Title : Blindneuralgen: Synthesizing EEG signals given visual cues to artificially implant sight to the blind
Abstract:
This research introduces BlindNeuralGen, a brain-inspired deep learning framework that synthesizes electroencephalogram (EEG) signals from visual inputs, bridging artificial and biological vision systems. Inspired by neurophysiological processes, the architecture incorporates neural mechanisms found in the visual cortex through a hybrid design combining convolutional neural networks with Gated Recurrent Units (GRUs) to process both spatial and temporal dependencies in visual information processing. The framework's key innovation is applying contrastive learning to EEG representation, ensuring that visually similar inputs produce corresponding neural activity patterns in feature space. This approach reflects how the brain forms categorical neural representations while maintaining distinct patterns across visual classes. Additionally, the implementation of InstanceNorm normalization preserves individual signal characteristics while stabilizing training, mimicking the brain's ability to normalize neural responses.

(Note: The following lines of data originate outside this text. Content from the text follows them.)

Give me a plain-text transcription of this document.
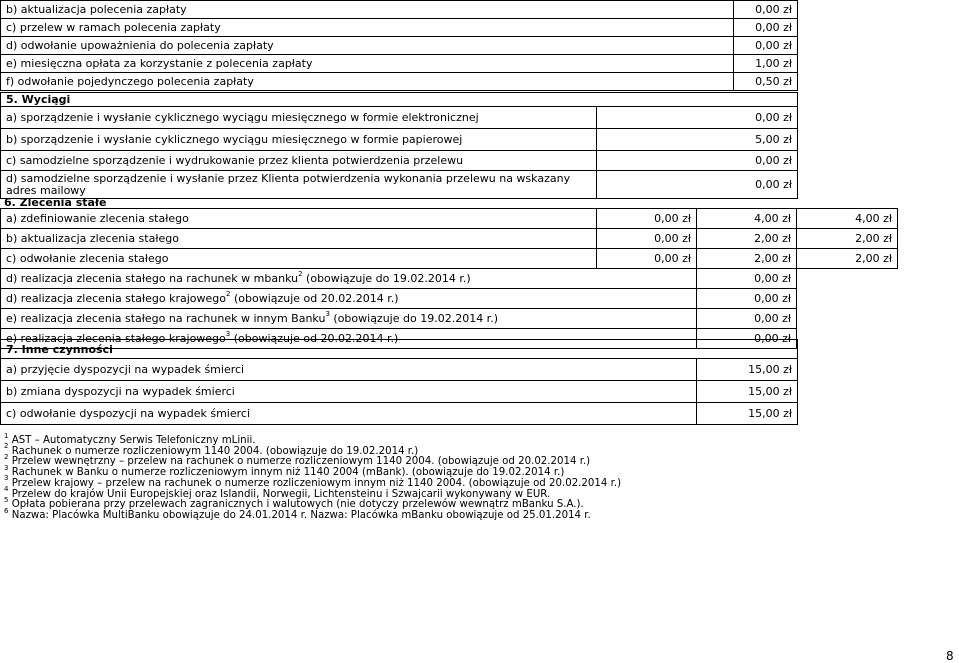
b) aktualizacja polecenia zapłaty	0,00 zł
c) przelew w ramach polecenia zapłaty	0,00 zł
d) odwołanie upoważnienia do polecenia zapłaty	0,00 zł
e) miesięczna opłata za korzystanie z polecenia zapłaty	1,00 zł
f) odwołanie pojedynczego polecenia zapłaty	0,50 zł
5. Wyciągi	
a) sporządzenie i wysłanie cyklicznego wyciągu miesięcznego w formie elektronicznej	0,00 zł
b) sporządzenie i wysłanie cyklicznego wyciągu miesięcznego w formie papierowej	5,00 zł
c) samodzielne sporządzenie i wydrukowanie przez klienta potwierdzenia przelewu	0,00 zł
d) samodzielne sporządzenie i wysłanie przez Klienta potwierdzenia wykonania przelewu na wskazany adres mailowy	0,00 zł
6. Zlecenia stałe
a) zdefiniowanie zlecenia stałego	0,00 zł	4,00 zł	4,00 zł
b) aktualizacja zlecenia stałego	0,00 zł	2,00 zł	2,00 zł
c) odwołanie zlecenia stałego	0,00 zł	2,00 zł	2,00 zł
d) realizacja zlecenia stałego na rachunek w mbanku$^2$ (obowiązuje do 19.02.2014 r.)		0,00 zł	
d) realizacja zlecenia stałego krajowego$^2$ (obowiązuje od 20.02.2014 r.)		0,00 zł	
e) realizacja zlecenia stałego na rachunek w innym Banku$^3$ (obowiązuje do 19.02.2014 r.)		0,00 zł	
e) realizacja zlecenia stałego krajowego$^3$ (obowiązuje od 20.02.2014 r.)		0,00 zł	
7. Inne czynności	
a) przyjęcie dyspozycji na wypadek śmierci	15,00 zł
b) zmiana dyspozycji na wypadek śmierci	15,00 zł
c) odwołanie dyspozycji na wypadek śmierci	15,00 zł
$^1$ AST – Automatyczny Serwis Telefoniczny mLinii.
$^2$ Rachunek o numerze rozliczeniowym 1140 2004. (obowiązuje do 19.02.2014 r.)
$^2$ Przelew wewnętrzny – przelew na rachunek o numerze rozliczeniowym 1140 2004. (obowiązuje od 20.02.2014 r.)
$^3$ Rachunek w Banku o numerze rozliczeniowym innym niż 1140 2004 (mBank). (obowiązuje do 19.02.2014 r.)
$^3$ Przelew krajowy – przelew na rachunek o numerze rozliczeniowym innym niż 1140 2004. (obowiązuje od 20.02.2014 r.)
$^4$ Przelew do krajów Unii Europejskiej oraz Islandii, Norwegii, Lichtensteinu i Szwajcarii wykonywany w EUR.
$^5$ Opłata pobierana przy przelewach zagranicznych i walutowych (nie dotyczy przelewów wewnątrz mBanku S.A.).
$^6$ Nazwa: Placówka MultiBanku obowiązuje do 24.01.2014 r. Nazwa: Placówka mBanku obowiązuje od 25.01.2014 r.
8
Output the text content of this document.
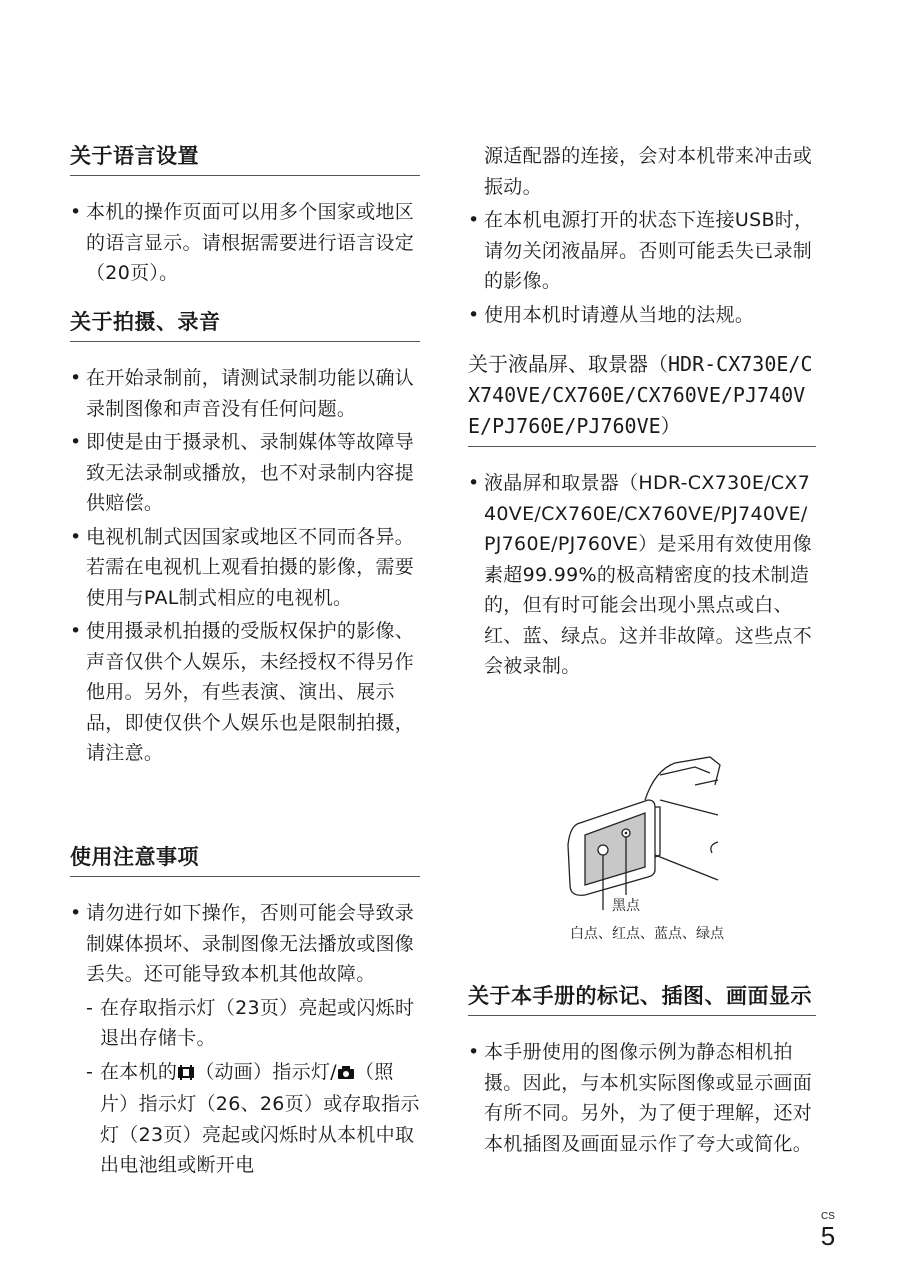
关于语言设置
• 本机的操作页面可以用多个国家或地区的语言显示。请根据需要进行语言设定（20页）。
关于拍摄、录音
• 在开始录制前，请测试录制功能以确认录制图像和声音没有任何问题。
• 即使是由于摄录机、录制媒体等故障导致无法录制或播放，也不对录制内容提供赔偿。
• 电视机制式因国家或地区不同而各异。若需在电视机上观看拍摄的影像，需要使用与PAL制式相应的电视机。
• 使用摄录机拍摄的受版权保护的影像、声音仅供个人娱乐，未经授权不得另作他用。另外，有些表演、演出、展示品，即使仅供个人娱乐也是限制拍摄，请注意。
使用注意事项
• 请勿进行如下操作，否则可能会导致录制媒体损坏、录制图像无法播放或图像丢失。还可能导致本机其他故障。
- 在存取指示灯（23页）亮起或闪烁时退出存储卡。
- 在本机的 （动画）指示灯/ （照片）指示灯（26、26页）或存取指示灯（23页）亮起或闪烁时从本机中取出电池组或断开电
源适配器的连接，会对本机带来冲击或振动。
• 在本机电源打开的状态下连接USB时，请勿关闭液晶屏。否则可能丢失已录制的影像。
• 使用本机时请遵从当地的法规。
关于液晶屏、取景器（HDR-CX730E/CX740VE/CX760E/CX760VE/PJ740VE/PJ760E/PJ760VE）
• 液晶屏和取景器（HDR-CX730E/CX740VE/CX760E/CX760VE/PJ740VE/PJ760E/PJ760VE）是采用有效使用像素超99.99%的极高精密度的技术制造的，但有时可能会出现小黑点或白、红、蓝、绿点。这并非故障。这些点不会被录制。
黑点
白点、红点、蓝点、绿点
关于本手册的标记、插图、画面显示
• 本手册使用的图像示例为静态相机拍摄。因此，与本机实际图像或显示画面有所不同。另外，为了便于理解，还对本机插图及画面显示作了夸大或简化。
CS
5
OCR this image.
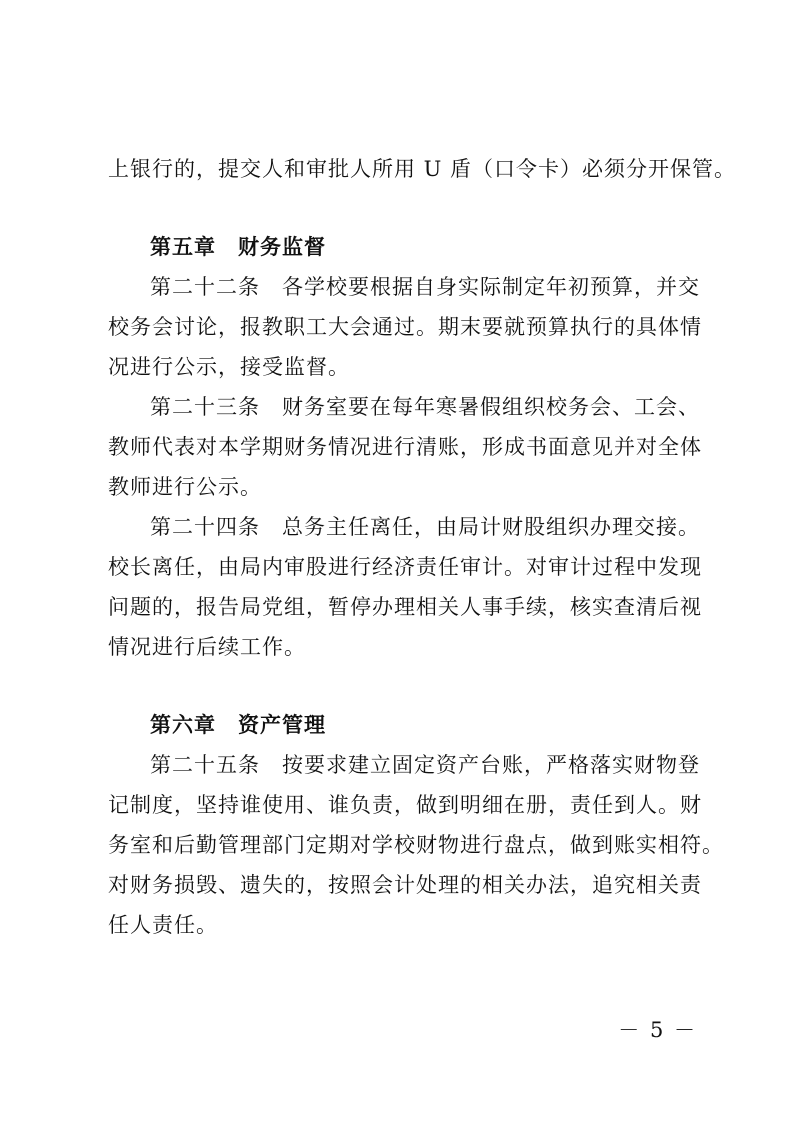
上银行的，提交人和审批人所用 U 盾（口令卡）必须分开保管。
第五章　财务监督
第二十二条　各学校要根据自身实际制定年初预算，并交
校务会讨论，报教职工大会通过。期末要就预算执行的具体情
况进行公示，接受监督。
第二十三条　财务室要在每年寒暑假组织校务会、工会、
教师代表对本学期财务情况进行清账，形成书面意见并对全体
教师进行公示。
第二十四条　总务主任离任，由局计财股组织办理交接。
校长离任，由局内审股进行经济责任审计。对审计过程中发现
问题的，报告局党组，暂停办理相关人事手续，核实查清后视
情况进行后续工作。
第六章　资产管理
第二十五条　按要求建立固定资产台账，严格落实财物登
记制度，坚持谁使用、谁负责，做到明细在册，责任到人。财
务室和后勤管理部门定期对学校财物进行盘点，做到账实相符。
对财务损毁、遗失的，按照会计处理的相关办法，追究相关责
任人责任。
－ 5 －
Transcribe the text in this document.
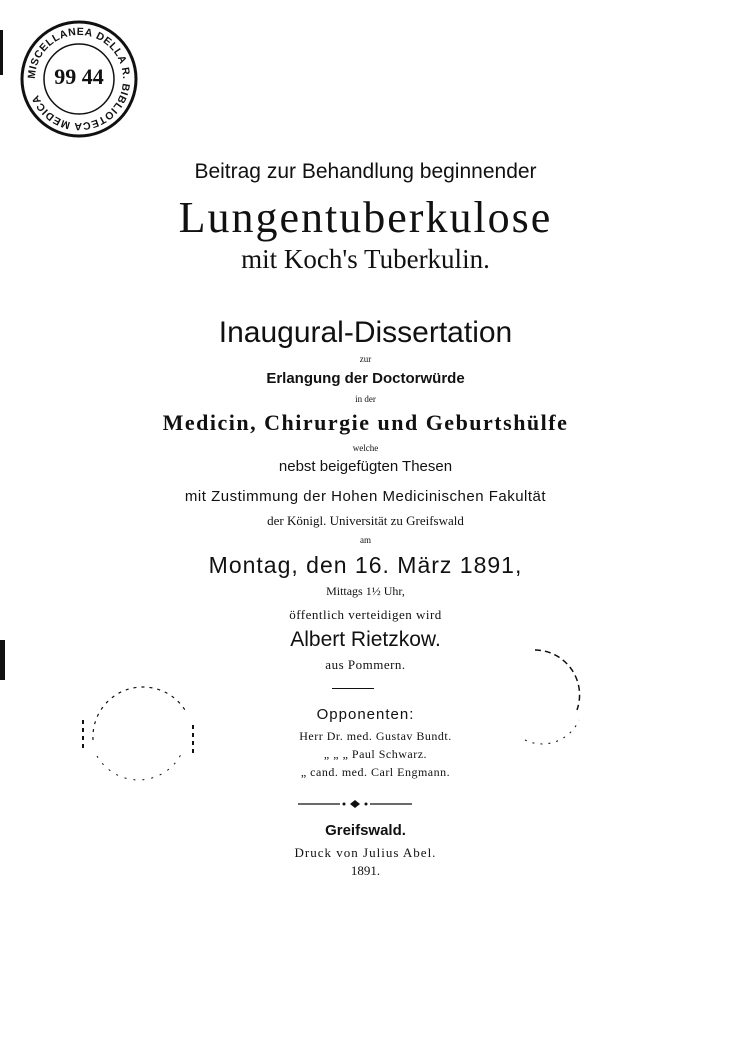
MISCELLANEA DELLA R. BIBLIOTECA MEDICA
99 44
Beitrag zur Behandlung beginnender
Lungentuberkulose
mit Koch's Tuberkulin.
Inaugural-Dissertation
zur
Erlangung der Doctorwürde
in der
Medicin, Chirurgie und Geburtshülfe
welche
nebst beigefügten Thesen
mit Zustimmung der Hohen Medicinischen Fakultät
der Königl. Universität zu Greifswald
am
Montag, den 16. März 1891,
Mittags 1½ Uhr,
öffentlich verteidigen wird
Albert Rietzkow.
aus Pommern.
Opponenten:
Herr Dr. med. Gustav Bundt.
„ „ „ Paul Schwarz.
„ cand. med. Carl Engmann.
Greifswald.
Druck von Julius Abel.
1891.
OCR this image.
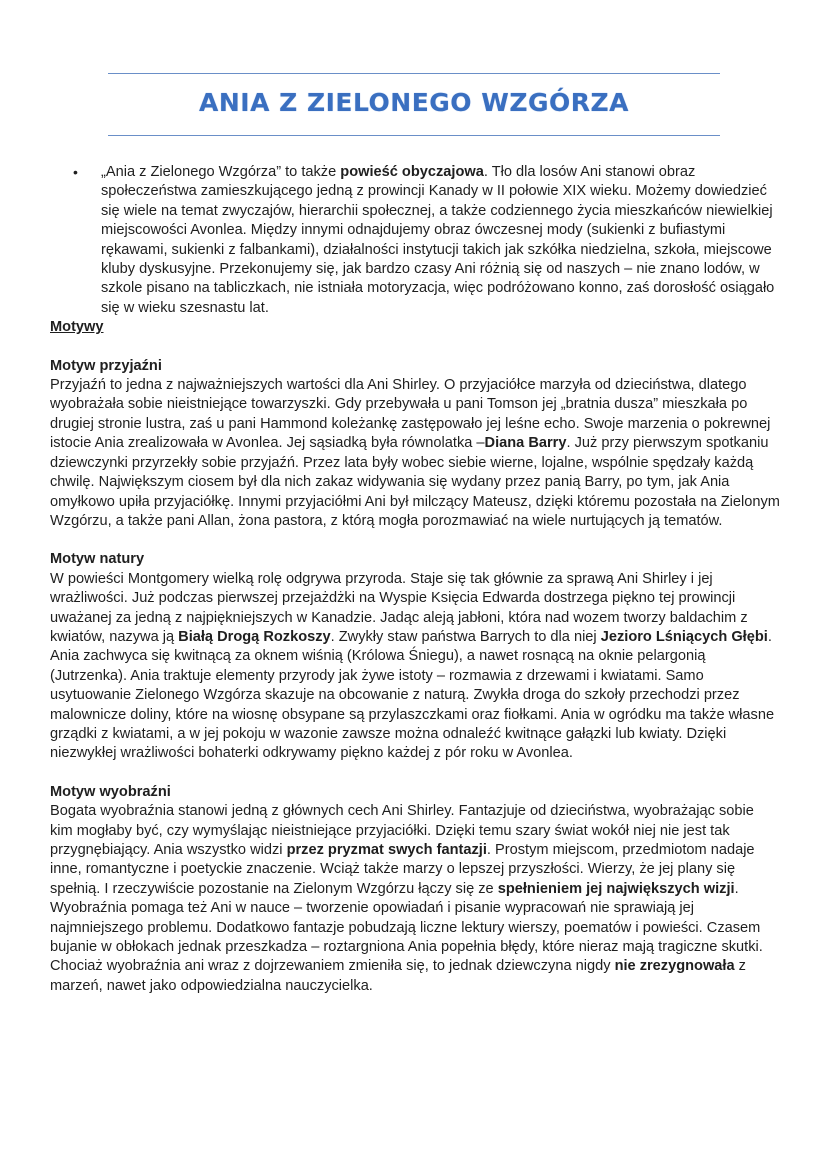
ANIA Z ZIELONEGO WZGÓRZA
• „Ania z Zielonego Wzgórza” to także powieść obyczajowa. Tło dla losów Ani stanowi obraz społeczeństwa zamieszkującego jedną z prowincji Kanady w II połowie XIX wieku. Możemy dowiedzieć się wiele na temat zwyczajów, hierarchii społecznej, a także codziennego życia mieszkańców niewielkiej miejscowości Avonlea. Między innymi odnajdujemy obraz ówczesnej mody (sukienki z bufiastymi rękawami, sukienki z falbankami), działalności instytucji takich jak szkółka niedzielna, szkoła, miejscowe kluby dyskusyjne. Przekonujemy się, jak bardzo czasy Ani różnią się od naszych – nie znano lodów, w szkole pisano na tabliczkach, nie istniała motoryzacja, więc podróżowano konno, zaś dorosłość osiągało się w wieku szesnastu lat.

Motywy

Motyw przyjaźni

Przyjaźń to jedna z najważniejszych wartości dla Ani Shirley. O przyjaciółce marzyła od dzieciństwa, dlatego wyobrażała sobie nieistniejące towarzyszki. Gdy przebywała u pani Tomson jej „bratnia dusza” mieszkała po drugiej stronie lustra, zaś u pani Hammond koleżankę zastępowało jej leśne echo. Swoje marzenia o pokrewnej istocie Ania zrealizowała w Avonlea. Jej sąsiadką była równolatka –Diana Barry. Już przy pierwszym spotkaniu dziewczynki przyrzekły sobie przyjaźń. Przez lata były wobec siebie wierne, lojalne, wspólnie spędzały każdą chwilę. Największym ciosem był dla nich zakaz widywania się wydany przez panią Barry, po tym, jak Ania omyłkowo upiła przyjaciółkę. Innymi przyjaciółmi Ani był milczący Mateusz, dzięki któremu pozostała na Zielonym Wzgórzu, a także pani Allan, żona pastora, z którą mogła porozmawiać na wiele nurtujących ją tematów.

Motyw natury

W powieści Montgomery wielką rolę odgrywa przyroda. Staje się tak głównie za sprawą Ani Shirley i jej wrażliwości. Już podczas pierwszej przejażdżki na Wyspie Księcia Edwarda dostrzega piękno tej prowincji uważanej za jedną z najpiękniejszych w Kanadzie. Jadąc aleją jabłoni, która nad wozem tworzy baldachim z kwiatów, nazywa ją Białą Drogą Rozkoszy. Zwykły staw państwa Barrych to dla niej Jezioro Lśniących Głębi. Ania zachwyca się kwitnącą za oknem wiśnią (Królowa Śniegu), a nawet rosnącą na oknie pelargonią (Jutrzenka). Ania traktuje elementy przyrody jak żywe istoty – rozmawia z drzewami i kwiatami. Samo usytuowanie Zielonego Wzgórza skazuje na obcowanie z naturą. Zwykła droga do szkoły przechodzi przez malownicze doliny, które na wiosnę obsypane są przylaszczkami oraz fiołkami. Ania w ogródku ma także własne grządki z kwiatami, a w jej pokoju w wazonie zawsze można odnaleźć kwitnące gałązki lub kwiaty. Dzięki niezwykłej wrażliwości bohaterki odkrywamy piękno każdej z pór roku w Avonlea.

Motyw wyobraźni

Bogata wyobraźnia stanowi jedną z głównych cech Ani Shirley. Fantazjuje od dzieciństwa, wyobrażając sobie kim mogłaby być, czy wymyślając nieistniejące przyjaciółki. Dzięki temu szary świat wokół niej nie jest tak przygnębiający. Ania wszystko widzi przez pryzmat swych fantazji. Prostym miejscom, przedmiotom nadaje inne, romantyczne i poetyckie znaczenie. Wciąż także marzy o lepszej przyszłości. Wierzy, że jej plany się spełnią. I rzeczywiście pozostanie na Zielonym Wzgórzu łączy się ze spełnieniem jej największych wizji. Wyobraźnia pomaga też Ani w nauce – tworzenie opowiadań i pisanie wypracowań nie sprawiają jej najmniejszego problemu. Dodatkowo fantazje pobudzają liczne lektury wierszy, poematów i powieści. Czasem bujanie w obłokach jednak przeszkadza – roztargniona Ania popełnia błędy, które nieraz mają tragiczne skutki. Chociaż wyobraźnia ani wraz z dojrzewaniem zmieniła się, to jednak dziewczyna nigdy nie zrezygnowała z marzeń, nawet jako odpowiedzialna nauczycielka.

Trained on paired image-EEG data from 23 participants viewing character images, the model (10.1 million parameters) outperformed traditional CNN baselines with a Root Mean Square Error of 83.445 and Peak Signal-to-Noise Ratio of 14.987. Most notably, performance improvements were highest in occipital electrodes E5 and E10 (33.6% and 75.7% respectively), precisely corresponding to the brain's primary visual processing regions. Analysis of synthesized EEG signals reveals that rather than replicating exact responses to specific images, BlindNeuralGen generates patterns representing visual categories – effectively simulating how the brain forms conceptual neural representations. This research advances our understanding of neural encoding principles while demonstrating how artificial systems can implement brain-inspired computational strategies, contributing to the foundation for future non-invasive neural interfaces.